Study as many pics as you can especially from people who have been teaching the NHE way and on this forum, you'll notice that the head is actually being placed behind the vertical. I'm not bashing anyone, but just trying to get how I feel about this training. I wish I had pics to go along with this, but I feel that I would make people sad or feel bad, and that's not what I'm trying to do. So please bare with me and my thoughts
If no head gear is on the horse, then the head isn't necessarily being placed behind the vertical, but rather the horse may be reinforced for holding the head in the wrong place, or, it is just the place the horse is comfortable being at this time. It's compex and as Miriam says, it's a process...a work in progress.
Cisco was taught "the pose" at the standstill, but it is only a starting point. It isn't a goal in and of itself.

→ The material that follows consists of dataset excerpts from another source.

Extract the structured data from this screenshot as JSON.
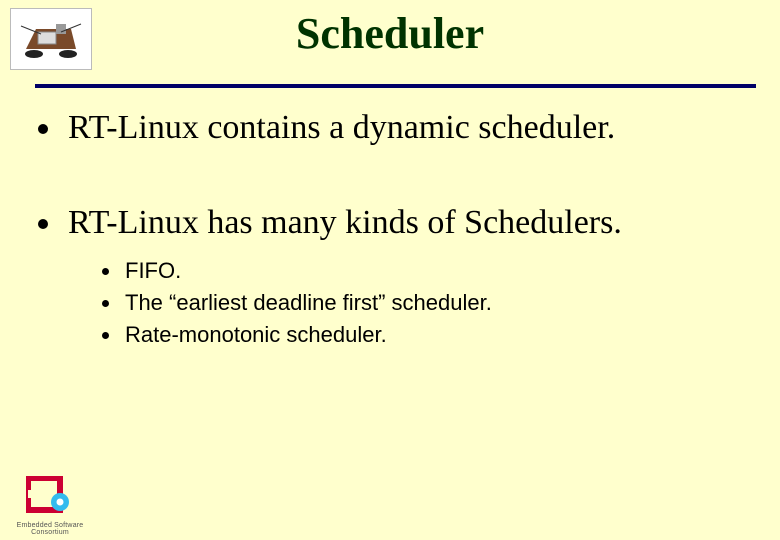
{
  "title": "Scheduler",
  "bullets": {
    "main": [
      "RT-Linux contains a dynamic scheduler.",
      "RT-Linux has many kinds of Schedulers."
    ],
    "sub": [
      "FIFO.",
      "The “earliest deadline first” scheduler.",
      "Rate-monotonic scheduler."
    ]
  },
  "logo_text": "Embedded Software Consortium"
}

In movement, it varies from low and very much behind the vertical, to a more classic dressage position of vertical, or when needed, slightly in front of the vertical. In watching the Walter Zettl videos, he points out that the free walk,the working trot and the extended canter (?)one has to allow the horse to come in front of the vertical for proper balance (or the extension does not happen properly or comfortably). This does not mean the horse is not collected, but it means the movement doesn't require a lot of collection and the horse should be allowed to move freely and comfortably and if that means the nose moves, then it moves.

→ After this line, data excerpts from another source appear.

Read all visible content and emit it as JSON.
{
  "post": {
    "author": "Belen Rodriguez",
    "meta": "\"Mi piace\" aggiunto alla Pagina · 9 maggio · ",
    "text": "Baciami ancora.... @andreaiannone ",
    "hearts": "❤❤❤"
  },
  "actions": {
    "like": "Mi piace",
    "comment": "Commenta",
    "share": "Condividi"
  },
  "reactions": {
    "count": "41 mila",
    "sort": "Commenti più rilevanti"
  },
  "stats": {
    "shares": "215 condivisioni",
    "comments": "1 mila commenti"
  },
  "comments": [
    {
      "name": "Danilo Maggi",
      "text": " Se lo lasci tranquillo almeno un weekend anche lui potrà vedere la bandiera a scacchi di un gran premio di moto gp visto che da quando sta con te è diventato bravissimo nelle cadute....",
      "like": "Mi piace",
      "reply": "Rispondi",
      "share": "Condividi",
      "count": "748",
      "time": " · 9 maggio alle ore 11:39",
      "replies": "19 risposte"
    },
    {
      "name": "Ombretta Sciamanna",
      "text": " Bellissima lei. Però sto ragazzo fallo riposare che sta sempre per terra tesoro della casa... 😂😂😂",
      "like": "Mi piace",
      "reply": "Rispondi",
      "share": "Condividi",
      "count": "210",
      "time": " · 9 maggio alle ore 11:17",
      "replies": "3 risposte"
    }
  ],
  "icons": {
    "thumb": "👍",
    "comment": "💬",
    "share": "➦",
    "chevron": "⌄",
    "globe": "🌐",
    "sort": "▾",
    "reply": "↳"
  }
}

Tamarack, of course, tucks even tighter than Cisco in the static pose, but just as with Cisco, as I make the transition of that pose into movement, then nature takes over and Tam finds his comfort zone. Again, initially, this is a lower head set and in his attempts to maintain the pose, he will come behind the vertical. But as he learns to move and to bend through lateral work, his head takes a natural position of being more vertical and a little higher.
One of the things I like (no, ADORE) about this forum is that truely, there are no experts. Yes, different people here have vast knowledge, but not specifically in how to make all this work without tack or without bits. Everyone here is exploring. No one here has achieved exactly what Alexander has done. If they had, then I think this would be a far less interesting place, because discussing things with people who know it all already is really no fun. It is instruction...not discussion. I prefer the exloratory discussion that lets me feel like I am breaking new ground for myself (not for others) and not just trodding old, hard ground that has been trampled already into a too familiar road.

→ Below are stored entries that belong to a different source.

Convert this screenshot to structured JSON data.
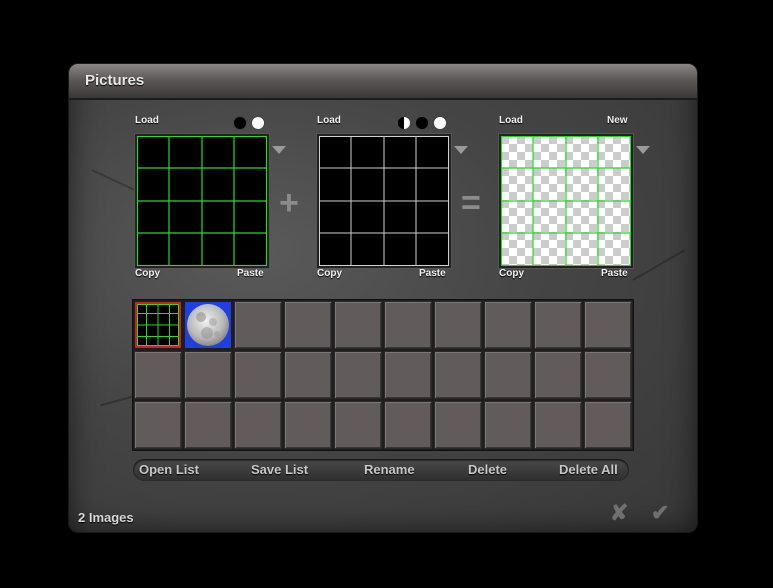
{
  "window": {
    "title": "Pictures"
  },
  "panels": [
    {
      "id": "source1",
      "top_left": "Load",
      "top_right": "",
      "bottom_left": "Copy",
      "bottom_right": "Paste",
      "dots": [
        "black-dot-icon",
        "white-dot-icon"
      ]
    },
    {
      "id": "source2",
      "top_left": "Load",
      "top_right": "",
      "bottom_left": "Copy",
      "bottom_right": "Paste",
      "dots": [
        "half-dot-icon",
        "black-dot-icon",
        "white-dot-icon"
      ]
    },
    {
      "id": "result",
      "top_left": "Load",
      "top_right": "New",
      "bottom_left": "Copy",
      "bottom_right": "Paste",
      "dots": []
    }
  ],
  "operators": {
    "plus": "+",
    "equals": "="
  },
  "image_list": {
    "columns": 10,
    "rows": 3,
    "filled": [
      {
        "icon": "green-grid-thumbnail",
        "selected": true
      },
      {
        "icon": "moon-thumbnail",
        "selected": false
      }
    ]
  },
  "toolbar": {
    "open_list": "Open List",
    "save_list": "Save List",
    "rename": "Rename",
    "delete": "Delete",
    "delete_all": "Delete All"
  },
  "status": {
    "count": "2 Images"
  },
  "actions": {
    "cancel_icon": "x-icon",
    "ok_icon": "check-icon"
  },
  "colors": {
    "grid_green": "#22dd22",
    "selected_border": "#d02020",
    "cell": "#625b5b",
    "moon_bg": "#1f3fe0"
  }
}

A paved highway is great if you want to get from point A to point B in a hurry. But for adventure and challenge, one has to take the little dirt paths where few have gone before you.
I have been midly criticized on a clicker list for teaching a static pose to my horse...but as I explained there, it is just step one. Then it flows into movement and there it changes into whatever it needs to be. When I have done this with Tamarack, I don't just look at the head, but I involved the hind legs as well once he had the head part pretty good. So the "pose" begins to involve the shoulders, the back, the haunches. I see it as a stretching exercise...not just training a head set. So within that stretch, I will not micromanage the head. ehind, in front, or absolutely on vertical is not was earns the reward...it's the try, and ultimately, the involvement of the whole horse in that stretch.
When the first steps of movement come into play, the head immediately changes it's position. Over time, it all comes back together...but in the end, it's not just having the head/back/shoulders engaged in the movement, it is also that they are engaged and yet relaxed. The poll has to e loose and not tense. So if I don't micromanage that once movement is added, then Tamarack (as Cisco did) will find that point where it is loose and relaxed. If I try to micromanage it, even without a rein, the poll tenses as he comstantly seeks the position where I will click...so I avoid that. So if he falls ehind the vertical for time...so what? If he comes in front of it, so what? Eventually it will fall neatly where it should as all the other parts of the movement fall into balance.
So long and short of it, in my mind, there is no harm in teaching "the pose" as long as one does not try to make that pose move stiffly forward. It has to flow forward. Within that flow, it will change many times. Allow it to change. Allow it to flow.
As you say, it is the rest of the horse that ultimately dictates "collection", but I find it useful (so far) and interesting to teach the horse that somewhere around that poll, is a key component to what we're ultimately shooting for. They just don't know to begin with, that I want it relaxed. They figure it out.
Cisco has a lovely relaxed poll. I expect Tam will too, eventually.